The survey polled 8,700 consumers. It found overall satisfaction with retailers down by 1.4% over last year, mainly due to higher prices—a sudden reversal after three straight years of rising satisfaction. Wal-Mart's score of 68 (on a scale of 100) was its worst since 2007, and continues a trend. In four of the past five years, it has scored the lowest of all department and discount stores. This year, it scored the lowest among all retailers. Just a decade or so ago, it regularly scored near the top.

On Thursday, Wal-Mart announced it would boost employee pay to a minimum of $9 an hour, which will put Wal-Mart's lowest salaries 24% above than the $7.25 federal minimum wage. Some 500,000 workers, or about a third of Wal-Mart's U.S. work force (including at the Sam's Club warehouse-store chain) will be affected. It will, of course, eat into profits. Wal-Mart said the short-term hit would yield longer-term benefits down the road, as happier, better-trained, longer-tenured employees will translate into more customer traffic. The wage hikes and improved training will cost Wal-Mart about $1 billion this year.

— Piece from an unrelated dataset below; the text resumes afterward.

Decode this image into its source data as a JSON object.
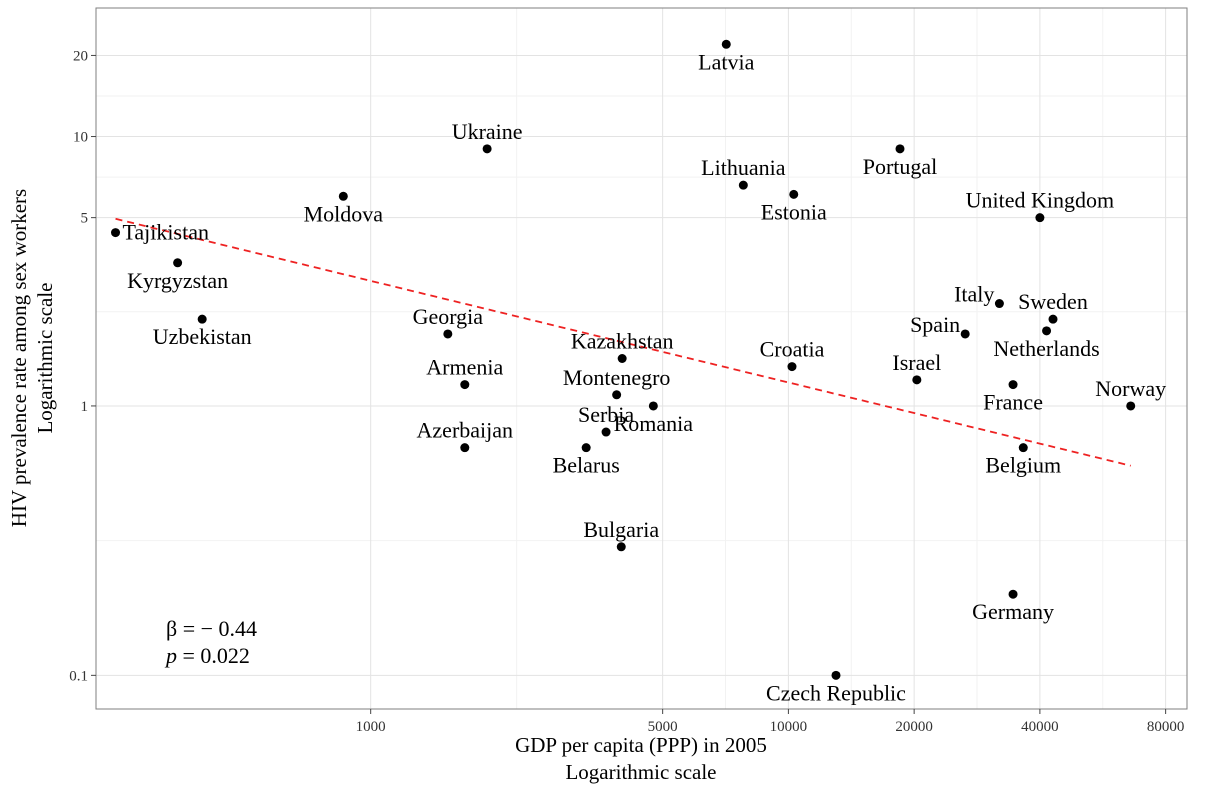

The action will result in average hourly full-time wages at Wal-Mart rising to $13 an hour from below $12 an hour. That's still below the $15 per hour demanded by pressure groups, some including Wal-Mart workers, that have been seeking pay hikes from big retailers and fast-food chains.

Wal-Mart also pledged to invest more in its e-commerce operations. The ACSI report noted that even as overall satisfaction with retailers fell by 1.7%, satisfaction with online retailers rose by 5.1%, to 82 out of 100.

That was due in part to a dip in satisfaction the previous year due to a spate of delivery problems, particularly during the holiday season. Still, it points to a big problem brick-and-mortar retailers -- even those, like Wal-Mart, with substantial investments in e-commerce: the convenience of online shopping is tough to beat. There's no such thing as a surly employee or a messy shelf. And what you're looking for is generally in stock.

Hence Amazon's place at the top of the list, with a score of 86. In the discount and department store category that Wal-Mart belongs to, Nordstrom was tops, also with an 86. Target tied with Kohl's at No. 3, each scoring an 80.